False	The classifier is likely to have unchanged precision and recall, but lower accuracy.	By making more y = 0 predictions, we decrease true and false positives and increase true and false negatives. Thus, precision and recall will certainly change. We cannot say whether accuracy will increase or decrease.
False	The classifier is likely to have unchanged precision and recall, but thus the same F₁ score.	By making more y = 0 predictions, we decrease true and false positives and increase true and false negatives. Thus, precision and recall will certainly change. We cannot say whether the F₁ score will increase or decrease.
False	The classifier is likely to now have lower precision.	Increasing the threshold means more y = 0 predictions. This will decrease both true and false positives, so precision will increase, not decrease.
True/False	Answer	Explanation
True	If you always predict non-spam (output y = 0 ), your classifier will have a recall of 0%.	Since every prediction is y = 0, there will be no true positives, so recall is 0%.
False	If you always predict spam (output y = 1), your classifier will have a recall of 0% and precision of 99%.	Every prediction is y = 1, so recall is 100% and precision is only 1%.

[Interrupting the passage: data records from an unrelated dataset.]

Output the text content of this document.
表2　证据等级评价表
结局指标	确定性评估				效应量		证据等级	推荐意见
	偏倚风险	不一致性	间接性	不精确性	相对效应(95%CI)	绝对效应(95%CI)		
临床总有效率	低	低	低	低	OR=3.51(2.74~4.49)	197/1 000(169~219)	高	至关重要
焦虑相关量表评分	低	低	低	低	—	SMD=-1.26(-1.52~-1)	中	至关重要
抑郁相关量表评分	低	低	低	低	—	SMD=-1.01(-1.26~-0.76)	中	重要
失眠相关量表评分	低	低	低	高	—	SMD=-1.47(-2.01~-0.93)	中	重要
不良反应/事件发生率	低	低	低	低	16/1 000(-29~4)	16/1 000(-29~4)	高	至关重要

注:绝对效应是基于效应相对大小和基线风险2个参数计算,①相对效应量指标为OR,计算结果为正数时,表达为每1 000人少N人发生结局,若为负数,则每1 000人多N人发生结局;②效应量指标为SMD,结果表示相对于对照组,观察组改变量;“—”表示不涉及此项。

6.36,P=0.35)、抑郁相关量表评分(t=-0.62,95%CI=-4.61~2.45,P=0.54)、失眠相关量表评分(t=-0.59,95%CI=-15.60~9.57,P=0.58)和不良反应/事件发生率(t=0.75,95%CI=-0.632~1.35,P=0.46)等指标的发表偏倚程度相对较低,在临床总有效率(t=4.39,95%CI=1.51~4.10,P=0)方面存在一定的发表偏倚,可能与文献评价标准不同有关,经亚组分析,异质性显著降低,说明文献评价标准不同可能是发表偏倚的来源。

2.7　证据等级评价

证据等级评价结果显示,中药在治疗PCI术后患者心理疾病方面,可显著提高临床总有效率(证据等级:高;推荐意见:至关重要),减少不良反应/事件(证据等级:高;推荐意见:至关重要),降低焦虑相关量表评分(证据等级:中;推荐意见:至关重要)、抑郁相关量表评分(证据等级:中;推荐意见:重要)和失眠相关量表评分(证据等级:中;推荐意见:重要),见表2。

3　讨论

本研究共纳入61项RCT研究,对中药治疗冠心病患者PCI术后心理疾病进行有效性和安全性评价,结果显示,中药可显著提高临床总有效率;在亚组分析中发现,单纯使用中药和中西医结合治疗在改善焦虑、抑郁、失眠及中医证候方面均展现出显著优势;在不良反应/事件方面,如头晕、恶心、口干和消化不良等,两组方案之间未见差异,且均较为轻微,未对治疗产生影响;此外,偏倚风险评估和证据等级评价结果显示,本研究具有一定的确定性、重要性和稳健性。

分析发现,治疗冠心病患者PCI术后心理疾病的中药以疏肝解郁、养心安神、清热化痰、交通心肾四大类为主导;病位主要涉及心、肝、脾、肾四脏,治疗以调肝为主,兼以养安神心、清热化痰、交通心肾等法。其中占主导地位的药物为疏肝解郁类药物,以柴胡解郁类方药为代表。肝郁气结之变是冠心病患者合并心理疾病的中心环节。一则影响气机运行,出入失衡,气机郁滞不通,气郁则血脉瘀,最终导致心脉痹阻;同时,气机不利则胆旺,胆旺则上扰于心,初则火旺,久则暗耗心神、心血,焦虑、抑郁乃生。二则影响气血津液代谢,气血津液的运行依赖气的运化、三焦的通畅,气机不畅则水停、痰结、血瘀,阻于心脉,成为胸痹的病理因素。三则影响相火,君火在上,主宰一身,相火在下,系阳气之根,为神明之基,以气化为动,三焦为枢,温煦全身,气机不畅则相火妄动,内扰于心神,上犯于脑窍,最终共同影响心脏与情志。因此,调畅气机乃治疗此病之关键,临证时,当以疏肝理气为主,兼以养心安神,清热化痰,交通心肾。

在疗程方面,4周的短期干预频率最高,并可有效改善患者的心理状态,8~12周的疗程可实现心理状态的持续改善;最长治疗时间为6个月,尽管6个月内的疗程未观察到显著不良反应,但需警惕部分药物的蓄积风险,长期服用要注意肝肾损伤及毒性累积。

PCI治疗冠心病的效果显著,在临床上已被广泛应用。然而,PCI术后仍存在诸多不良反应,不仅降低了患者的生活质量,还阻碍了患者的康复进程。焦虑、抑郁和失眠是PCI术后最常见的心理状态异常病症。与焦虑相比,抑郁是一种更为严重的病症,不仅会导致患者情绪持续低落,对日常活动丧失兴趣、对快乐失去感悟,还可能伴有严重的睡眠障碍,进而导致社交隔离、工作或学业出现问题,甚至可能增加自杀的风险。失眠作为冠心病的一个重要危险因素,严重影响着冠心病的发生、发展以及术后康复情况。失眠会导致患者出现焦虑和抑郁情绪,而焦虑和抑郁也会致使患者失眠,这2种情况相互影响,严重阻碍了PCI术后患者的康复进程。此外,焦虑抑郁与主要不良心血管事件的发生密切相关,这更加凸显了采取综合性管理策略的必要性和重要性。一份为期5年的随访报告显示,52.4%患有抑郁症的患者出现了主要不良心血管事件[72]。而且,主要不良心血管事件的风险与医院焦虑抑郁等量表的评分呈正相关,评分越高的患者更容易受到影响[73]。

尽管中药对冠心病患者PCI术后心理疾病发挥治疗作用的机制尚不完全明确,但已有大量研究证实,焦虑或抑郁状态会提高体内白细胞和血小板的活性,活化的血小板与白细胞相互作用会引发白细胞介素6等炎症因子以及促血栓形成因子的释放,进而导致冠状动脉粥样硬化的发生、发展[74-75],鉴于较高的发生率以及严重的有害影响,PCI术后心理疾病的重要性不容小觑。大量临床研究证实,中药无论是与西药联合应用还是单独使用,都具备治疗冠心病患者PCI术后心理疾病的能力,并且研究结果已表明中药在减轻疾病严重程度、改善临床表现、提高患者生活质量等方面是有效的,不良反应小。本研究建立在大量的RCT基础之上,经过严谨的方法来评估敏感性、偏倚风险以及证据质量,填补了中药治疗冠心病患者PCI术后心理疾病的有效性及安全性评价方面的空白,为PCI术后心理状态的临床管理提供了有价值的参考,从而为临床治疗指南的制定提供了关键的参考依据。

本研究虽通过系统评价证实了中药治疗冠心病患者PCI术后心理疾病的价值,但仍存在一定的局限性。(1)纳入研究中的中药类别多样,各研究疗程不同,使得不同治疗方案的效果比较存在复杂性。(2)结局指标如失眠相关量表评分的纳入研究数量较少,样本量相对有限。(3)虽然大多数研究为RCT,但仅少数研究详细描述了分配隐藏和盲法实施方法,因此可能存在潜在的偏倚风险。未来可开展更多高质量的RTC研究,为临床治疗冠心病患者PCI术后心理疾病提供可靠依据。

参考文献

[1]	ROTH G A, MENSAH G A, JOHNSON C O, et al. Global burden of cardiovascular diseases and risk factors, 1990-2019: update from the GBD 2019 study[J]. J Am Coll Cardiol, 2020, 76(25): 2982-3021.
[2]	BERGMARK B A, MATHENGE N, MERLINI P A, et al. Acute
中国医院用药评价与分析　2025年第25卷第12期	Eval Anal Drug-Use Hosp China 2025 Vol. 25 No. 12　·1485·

True	If you always predict non-spam (output y = 0), your classifier will have 99% accuracy on the training set, and it will likely perform similarly on the cross validation set.	The classifier achieves 99% accuracy on the training set because of how skewed the classes are. We can expect that the cross-validation set will be skewed in the same fashion, so the classifier will have approximately the same accuracy.
True	If you always predict spam (output y = 1), your classifier will have a recall of 100% and precision of 1%.	Since every prediction is y = 1, there are no false negatives, so recall is 100%. Furthermore, the precision will be the fraction of examples with are positive, which is 1%.

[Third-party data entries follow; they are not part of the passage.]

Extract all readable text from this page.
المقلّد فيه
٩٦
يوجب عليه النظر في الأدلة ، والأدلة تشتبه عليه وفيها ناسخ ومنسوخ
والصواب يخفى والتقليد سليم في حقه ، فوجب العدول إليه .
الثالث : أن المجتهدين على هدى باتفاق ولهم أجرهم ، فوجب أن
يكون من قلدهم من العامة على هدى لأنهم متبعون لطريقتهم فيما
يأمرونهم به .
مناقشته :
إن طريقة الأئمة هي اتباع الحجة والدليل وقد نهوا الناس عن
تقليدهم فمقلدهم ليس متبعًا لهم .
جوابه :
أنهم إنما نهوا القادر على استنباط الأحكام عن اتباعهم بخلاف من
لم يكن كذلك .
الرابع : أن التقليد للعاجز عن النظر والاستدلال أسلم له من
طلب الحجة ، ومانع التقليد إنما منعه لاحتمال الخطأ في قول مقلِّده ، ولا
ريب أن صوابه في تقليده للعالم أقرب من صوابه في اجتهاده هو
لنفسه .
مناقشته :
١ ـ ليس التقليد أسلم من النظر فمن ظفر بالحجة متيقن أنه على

False	A good classifier should have both a high precision and high recall on the cross validation set.	Different classifiers are made for different reasons with different goals.

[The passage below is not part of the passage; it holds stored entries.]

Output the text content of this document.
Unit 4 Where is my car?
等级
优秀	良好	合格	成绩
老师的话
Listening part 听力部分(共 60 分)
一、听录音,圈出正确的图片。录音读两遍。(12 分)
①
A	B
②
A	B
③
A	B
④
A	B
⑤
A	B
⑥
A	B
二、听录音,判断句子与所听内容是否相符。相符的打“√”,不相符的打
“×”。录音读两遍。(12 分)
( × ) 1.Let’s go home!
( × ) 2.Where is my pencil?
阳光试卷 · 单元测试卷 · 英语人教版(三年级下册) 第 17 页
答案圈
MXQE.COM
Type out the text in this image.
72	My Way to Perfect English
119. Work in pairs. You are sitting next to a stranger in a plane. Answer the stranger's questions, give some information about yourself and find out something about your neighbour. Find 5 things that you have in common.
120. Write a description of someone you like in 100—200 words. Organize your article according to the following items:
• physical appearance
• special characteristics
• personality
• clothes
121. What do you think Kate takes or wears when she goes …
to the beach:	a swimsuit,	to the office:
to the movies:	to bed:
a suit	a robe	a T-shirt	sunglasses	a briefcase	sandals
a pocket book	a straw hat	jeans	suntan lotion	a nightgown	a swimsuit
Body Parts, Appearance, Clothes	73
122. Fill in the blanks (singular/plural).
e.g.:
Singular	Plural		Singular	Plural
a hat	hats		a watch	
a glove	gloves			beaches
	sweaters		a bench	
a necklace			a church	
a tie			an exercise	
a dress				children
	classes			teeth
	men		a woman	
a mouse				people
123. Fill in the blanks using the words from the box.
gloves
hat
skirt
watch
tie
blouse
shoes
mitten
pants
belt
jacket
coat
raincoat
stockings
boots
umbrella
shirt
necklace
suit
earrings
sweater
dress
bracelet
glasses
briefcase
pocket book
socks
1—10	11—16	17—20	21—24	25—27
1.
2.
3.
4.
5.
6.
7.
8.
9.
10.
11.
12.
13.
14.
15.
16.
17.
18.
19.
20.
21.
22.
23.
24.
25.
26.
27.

True	If you always predict non-spam (output y=0), your classifier will have an accuracy of 99%.	none needed.
True/False	Answer	Explanation
True	Using a very large training set makes it unlikely for model to overfit the training data	A sufficiently large training set will not be overfit, as the model cannot overfit some of the examples without doing poorly on the others.
False	It is a good idea to spend a lot of time collecting a large amount of data before building your first version of a learning algorithm.	You cannot know whether a huge dataset will be important until you have built a first version and find that the algorithm has high variance.
False	After training a logistic regression classifier, you must use 0.5 as your threshold for predicting whether an example is positive or negative.	You can and should adjust the threshold in logistic regression using cross validation data.
False	If your model is underfitting the training set, then obtaining more data is likely to help.	If the model is underfitting the training data, it has not captured the information in the examples you already have. Adding further examples will not help any more.
True	The "error analysis" process of manually examining the examples which your algorithm got wrong can help suggest what are good steps to take (e.g., developing new features) to improve your algorithm's performance.	This process of error analysis is crucial in developing high performance learning systems, as the space of possible improvements to your system is very large, and it gives you direction about what to work on next.
True	On skewed datasets (e.g., when there are more positive examples than negative examples), accuracy is not a good measure of performance and you should instead use F1 score based on the precision and recall.	This is a wonderful interview question.